L’attesa per una finale playoff porta sempre con sé entusiasmo, tensione e migliaia di chilometri percorsi da chi sogna di esserci fino all’ultimo minuto. Quando in palio c’è un traguardo importante, il richiamo della squadra supera spesso confini geografici e sacrifici personali, coinvolgendo tifosi sparsi in tutta Italia.

In occasioni come queste, il calcio non rappresenta soltanto una partita da vivere allo stadio, ma anche un momento di identità collettiva, appartenenza e condivisione. Proprio per questo, ogni decisione organizzativa legata all’accesso agli impianti può trasformarsi in un tema particolarmente delicato.

Nel caso della finale tra Monza e Catanzaro, nelle ultime ore è emersa una polemica che riguarda la vendita dei tagliandi e le limitazioni territoriali imposte ai sostenitori giallorossi.

Tifosi Monza

Monza-Catanzaro, il Codacons chiede di rivedere i criteri sui biglietti

Il Codacons è intervenuto ufficialmente al fianco dei tifosi del Catanzaro esclusi dalla finale playoff tra Monza e Catanzaro a causa dei criteri restrittivi applicati alla vendita dei biglietti.

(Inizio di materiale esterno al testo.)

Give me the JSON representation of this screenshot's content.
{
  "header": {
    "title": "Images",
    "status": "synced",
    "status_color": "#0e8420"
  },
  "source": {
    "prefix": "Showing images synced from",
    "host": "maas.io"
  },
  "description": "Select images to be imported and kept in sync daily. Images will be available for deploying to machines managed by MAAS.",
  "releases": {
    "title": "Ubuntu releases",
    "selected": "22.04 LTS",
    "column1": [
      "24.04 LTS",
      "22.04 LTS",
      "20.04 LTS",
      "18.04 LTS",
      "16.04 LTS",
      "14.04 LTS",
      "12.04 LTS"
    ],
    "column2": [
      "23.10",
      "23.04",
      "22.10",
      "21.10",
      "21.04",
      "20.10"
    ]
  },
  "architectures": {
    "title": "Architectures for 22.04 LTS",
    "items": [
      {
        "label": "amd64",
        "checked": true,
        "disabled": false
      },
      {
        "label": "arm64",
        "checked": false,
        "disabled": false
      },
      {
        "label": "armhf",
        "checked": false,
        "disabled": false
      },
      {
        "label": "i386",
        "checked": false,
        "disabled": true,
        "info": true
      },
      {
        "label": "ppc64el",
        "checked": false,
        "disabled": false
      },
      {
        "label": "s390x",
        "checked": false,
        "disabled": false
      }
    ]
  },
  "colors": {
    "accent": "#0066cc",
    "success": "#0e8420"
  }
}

Attraverso un’istanza urgente inviata alle Autorità competenti, alla Lega Serie B e alla società organizzatrice, gli avvocati Marco Donzelli e Francesco Di Lieto — raccogliendo il formale appello del Catanzaro Club “Pietro Iemmello” di Roma — hanno chiesto un intervento immediato.

Secondo quanto sostenuto dall’associazione, migliaia di sostenitori giallorossi residenti fuori dalla provincia di Catanzaro sarebbero stati esclusi dalla possibilità di acquistare un tagliando, pur seguendo abitualmente la squadra anche lontano dalla Calabria.

Nel comunicato si legge: 

Le istituzioni hanno ancora il tempo per scegliere la via del buon senso: più organizzazione, più spazi controllati, più rispetto per una comunità che chiede solo di partecipare in modo civile e sicuro.

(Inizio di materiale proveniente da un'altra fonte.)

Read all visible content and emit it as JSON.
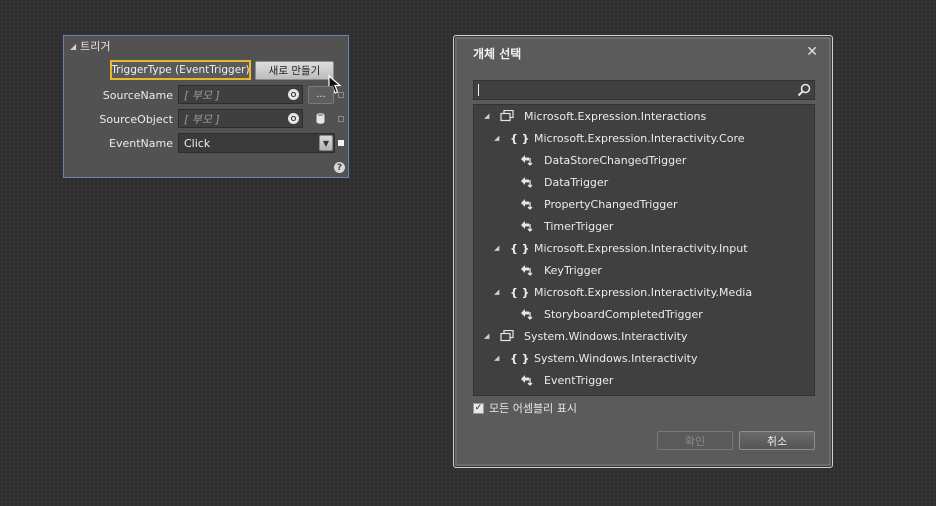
{
  "trigger_panel": {
    "header": "트리거",
    "trigger_type": "TriggerType (EventTrigger)",
    "new_button": "새로 만들기",
    "source_name": {
      "label": "SourceName",
      "value": "[ 부모 ]"
    },
    "source_object": {
      "label": "SourceObject",
      "value": "[ 부모 ]"
    },
    "event_name": {
      "label": "EventName",
      "value": "Click"
    },
    "dots_button": "..."
  },
  "dialog": {
    "title": "개체 선택",
    "close": "✕",
    "search_value": "",
    "tree": [
      {
        "kind": "assembly",
        "label": "Microsoft.Expression.Interactions"
      },
      {
        "kind": "namespace",
        "label": "Microsoft.Expression.Interactivity.Core"
      },
      {
        "kind": "trigger",
        "label": "DataStoreChangedTrigger"
      },
      {
        "kind": "trigger",
        "label": "DataTrigger"
      },
      {
        "kind": "trigger",
        "label": "PropertyChangedTrigger"
      },
      {
        "kind": "trigger",
        "label": "TimerTrigger"
      },
      {
        "kind": "namespace",
        "label": "Microsoft.Expression.Interactivity.Input"
      },
      {
        "kind": "trigger",
        "label": "KeyTrigger"
      },
      {
        "kind": "namespace",
        "label": "Microsoft.Expression.Interactivity.Media"
      },
      {
        "kind": "trigger",
        "label": "StoryboardCompletedTrigger"
      },
      {
        "kind": "assembly",
        "label": "System.Windows.Interactivity"
      },
      {
        "kind": "namespace",
        "label": "System.Windows.Interactivity"
      },
      {
        "kind": "trigger",
        "label": "EventTrigger"
      }
    ],
    "show_all_assemblies": {
      "label": "모든 어셈블리 표시",
      "checked": true
    },
    "ok_button": "확인",
    "cancel_button": "취소"
  }
}
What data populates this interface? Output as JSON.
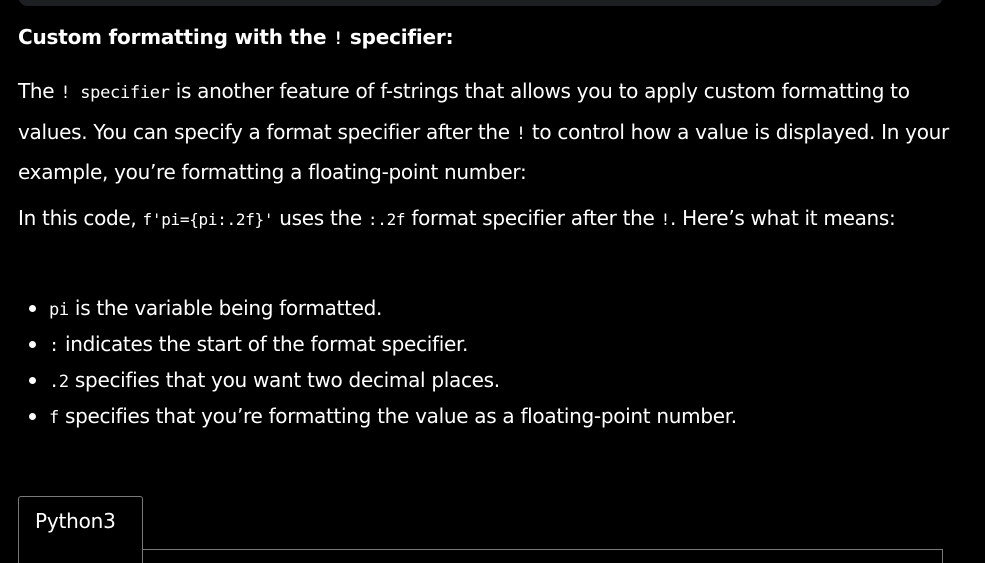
{
  "heading": {
    "text": "Custom formatting with the ",
    "code": "!",
    "suffix": " specifier:"
  },
  "paragraph1": {
    "t1": "The ",
    "c1": "! specifier",
    "t2": " is another feature of f-strings that allows you to apply custom formatting to values. You can specify a format specifier after the ",
    "c2": "!",
    "t3": " to control how a value is displayed. In your example, you’re formatting a floating-point number:"
  },
  "paragraph2": {
    "t1": "In this code, ",
    "c1": "f'pi={pi:.2f}'",
    "t2": " uses the ",
    "c2": ":.2f",
    "t3": " format specifier after the ",
    "c3": "!",
    "t4": ". Here’s what it means:"
  },
  "bullets": [
    {
      "code": "pi",
      "text": " is the variable being formatted."
    },
    {
      "code": ":",
      "text": " indicates the start of the format specifier."
    },
    {
      "code": ".2",
      "text": " specifies that you want two decimal places."
    },
    {
      "code": "f",
      "text": " specifies that you’re formatting the value as a floating-point number."
    }
  ],
  "code_tab": {
    "label": "Python3"
  }
}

Il caso biglietti Monza-Catanzaro e la proposta dei maxi-schermi

Tra i punti evidenziati dal Codacons, c’è anche il timore che le restrizioni territoriali possano non risolvere i problemi di ordine pubblico, ma semplicemente spostarli all’esterno dello stadio.

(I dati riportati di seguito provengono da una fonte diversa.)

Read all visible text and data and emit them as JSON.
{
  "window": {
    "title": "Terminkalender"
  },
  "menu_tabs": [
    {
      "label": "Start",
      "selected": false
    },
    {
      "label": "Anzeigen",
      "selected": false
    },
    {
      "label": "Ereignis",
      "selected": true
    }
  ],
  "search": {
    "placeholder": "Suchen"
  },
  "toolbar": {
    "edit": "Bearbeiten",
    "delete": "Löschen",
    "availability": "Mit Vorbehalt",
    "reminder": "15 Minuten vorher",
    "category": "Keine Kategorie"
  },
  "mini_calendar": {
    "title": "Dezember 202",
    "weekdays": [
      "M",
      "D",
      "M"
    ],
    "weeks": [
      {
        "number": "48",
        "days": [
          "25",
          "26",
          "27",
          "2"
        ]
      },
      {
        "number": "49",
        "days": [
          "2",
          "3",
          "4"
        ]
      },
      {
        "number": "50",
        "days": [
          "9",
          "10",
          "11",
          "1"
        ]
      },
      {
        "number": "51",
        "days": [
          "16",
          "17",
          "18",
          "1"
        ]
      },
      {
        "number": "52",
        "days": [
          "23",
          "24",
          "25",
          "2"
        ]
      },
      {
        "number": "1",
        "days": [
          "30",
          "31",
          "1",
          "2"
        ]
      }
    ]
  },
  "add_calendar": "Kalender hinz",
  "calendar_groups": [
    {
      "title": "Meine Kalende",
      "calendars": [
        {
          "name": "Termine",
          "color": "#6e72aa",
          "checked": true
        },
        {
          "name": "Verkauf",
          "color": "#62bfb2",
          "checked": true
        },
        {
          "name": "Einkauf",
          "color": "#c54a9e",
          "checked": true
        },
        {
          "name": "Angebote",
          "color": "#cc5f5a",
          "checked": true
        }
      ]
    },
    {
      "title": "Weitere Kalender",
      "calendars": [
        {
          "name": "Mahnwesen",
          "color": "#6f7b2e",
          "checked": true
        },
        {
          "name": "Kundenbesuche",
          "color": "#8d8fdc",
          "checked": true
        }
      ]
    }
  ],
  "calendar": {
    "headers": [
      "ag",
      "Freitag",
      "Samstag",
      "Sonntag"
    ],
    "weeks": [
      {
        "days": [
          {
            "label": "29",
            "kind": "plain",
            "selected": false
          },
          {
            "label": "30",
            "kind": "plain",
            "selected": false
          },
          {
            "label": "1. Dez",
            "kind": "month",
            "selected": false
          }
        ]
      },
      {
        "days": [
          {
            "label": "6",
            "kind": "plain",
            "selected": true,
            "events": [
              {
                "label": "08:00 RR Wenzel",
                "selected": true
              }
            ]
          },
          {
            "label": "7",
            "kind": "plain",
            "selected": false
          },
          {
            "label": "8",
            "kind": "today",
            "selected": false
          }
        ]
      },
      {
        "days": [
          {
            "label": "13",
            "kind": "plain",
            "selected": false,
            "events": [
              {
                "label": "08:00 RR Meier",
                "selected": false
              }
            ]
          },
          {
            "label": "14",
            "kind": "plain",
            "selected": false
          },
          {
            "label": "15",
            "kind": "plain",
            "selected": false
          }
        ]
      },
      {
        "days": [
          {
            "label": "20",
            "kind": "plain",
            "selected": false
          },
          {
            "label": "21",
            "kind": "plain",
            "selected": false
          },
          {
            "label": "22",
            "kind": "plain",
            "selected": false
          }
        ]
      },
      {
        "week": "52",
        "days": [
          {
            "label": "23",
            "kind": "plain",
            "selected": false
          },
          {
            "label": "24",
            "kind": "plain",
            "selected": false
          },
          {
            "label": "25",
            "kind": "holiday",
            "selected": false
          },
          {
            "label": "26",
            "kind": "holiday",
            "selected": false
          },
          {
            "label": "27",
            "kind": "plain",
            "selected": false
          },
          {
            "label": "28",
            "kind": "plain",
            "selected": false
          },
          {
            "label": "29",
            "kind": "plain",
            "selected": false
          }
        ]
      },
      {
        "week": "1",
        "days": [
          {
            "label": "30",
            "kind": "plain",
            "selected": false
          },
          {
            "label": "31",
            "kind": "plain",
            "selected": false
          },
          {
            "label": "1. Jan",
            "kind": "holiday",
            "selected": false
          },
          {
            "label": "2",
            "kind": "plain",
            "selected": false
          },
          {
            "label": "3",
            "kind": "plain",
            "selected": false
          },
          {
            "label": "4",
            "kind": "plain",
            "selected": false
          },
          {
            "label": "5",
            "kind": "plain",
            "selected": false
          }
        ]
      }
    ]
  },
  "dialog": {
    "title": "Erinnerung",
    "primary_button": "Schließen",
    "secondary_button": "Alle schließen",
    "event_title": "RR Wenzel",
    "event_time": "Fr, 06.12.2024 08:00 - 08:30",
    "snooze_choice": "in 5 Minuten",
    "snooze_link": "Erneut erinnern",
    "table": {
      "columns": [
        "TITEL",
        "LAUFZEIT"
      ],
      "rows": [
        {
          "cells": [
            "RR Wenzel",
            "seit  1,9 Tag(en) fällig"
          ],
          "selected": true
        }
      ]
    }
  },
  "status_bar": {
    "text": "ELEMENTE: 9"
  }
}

Secondo le informazioni raccolte dai club organizzati, infatti, molti tifosi del Catanzaro sarebbero comunque diretti in Lombardia per restare vicini alla squadra in una giornata considerata storica.

Per questo motivo, l’associazione ha avanzato due richieste precise: da una parte una rimodulazione dei vincoli di residenza per eventuali settori ancora disponibili, così da consentire l’acquisto nominativo e tracciato dei biglietti ai tifosi residenti fuori provincia; dall’altra l’installazione di maxi-schermi pubblici in aree controllate, anche nell’area della Città Metropolitana di Milano.

Nel comunicato si sottolinea inoltre che 

La finale Monza-Catanzaro deve essere una festa dello sport, non il simbolo di una tifoseria divisa da un criterio burocratico.

Leggi anche: Maxischermo sì o no? A Monza esplode lo scontro politico sulla finale

Tifosi Catanzaro esclusi, il messaggio del Codacons

Il Codacons ribadisce di non chiedere privilegi, ma una gestione ritenuta più equilibrata della situazione, puntando su sicurezza e organizzazione.

Il Codacons non chiede privilegi. Chiede regole ragionevoli, sicurezza vera e rispetto per i cittadini, 

si legge ancora nella nota, che conclude con un messaggio rivolto ai sostenitori giallorossi residenti lontano dalla Calabria: 

Chi ama il Catanzaro, ovunque viva, non può essere lasciato fuori.